On Thursday 11 April 2013 22:57:08 Theodore Ts'o wrote:
> That's an interesting theory. If the workload is one which is very
> heavy on reads and writes, that could explain the high latency. That
> would explain why those of us who are using primarily SSD's are seeing
> the problems, because would be reads are nice and fast.
>
> If that is the case, one possible solution that comes to mind would be
> to mark buffer_heads that contain metadata with a flag, so that the
> flusher thread can write them back at the same priority as reads.
>
> The only problem I can see with this hypothesis is that if this is the
> explanation for what Mel and Jiri are seeing, it's something that
> would have been around for a long time, and would affect ext3 as well
> as ext4. That isn't quite consistent, however, with Mel's observation
> that this is a probablem which has gotten worse in relatively
> recently.

Dropping in as a casual observer and having missed the start of the thread,
risking that I will just muddle the water for you.

I had a similar problem for quite a while with ext4, at least that was my
conclusion since the fix was to migrate one filesystem to xfs which fixed it
for me.

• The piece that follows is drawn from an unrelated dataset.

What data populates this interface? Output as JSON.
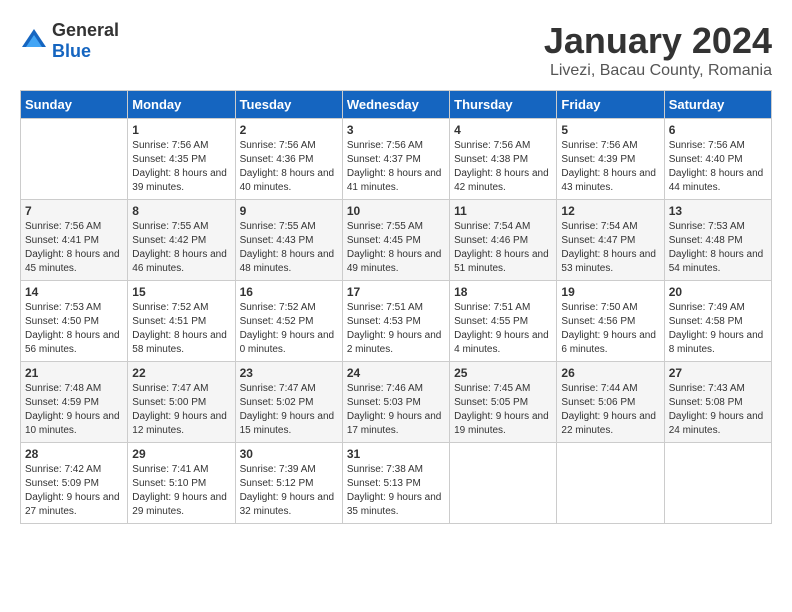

Time period when I observed this was between 3.5 and 3.7 kernels.

Situation was I had an ext4 filesystem (on top of LVM, which was on top of MD
RAID 1, which was on top of two mechanical hard drives) which was dedicated to
holding a large SVN check-out. Other filesystems were also ext4 on different
logical volumes (but same spindles).

Symptoms were long stalls of everything (including window management!) on a
relatively heavily loaded desktop (which was KDE). Stalls would last anything
from five to maybe even 30 seconds. Not sure exactly but long enough that you
think the system has actually crashed. I couldn't even switch away to a
different virtual terminal during the stall, nothing.

Eventually I traced it down to kdesvn (subversion client) periodically
refreshing (or something) it's metadata and hence generating some IO on that
dedicated filesystem. That combined with some other desktop activity had an
effect of stalling everything else. I thought it was very weird, but I suppose
KDE and all the rest nowadays do to much IO in everything they do.

Following a hunch I reformatted that filesystem as XFS which fixed the
problem.

I can't reproduce this now to run any tests so I know this is not very helpful
now. But perhaps some of the info will be useful to someone.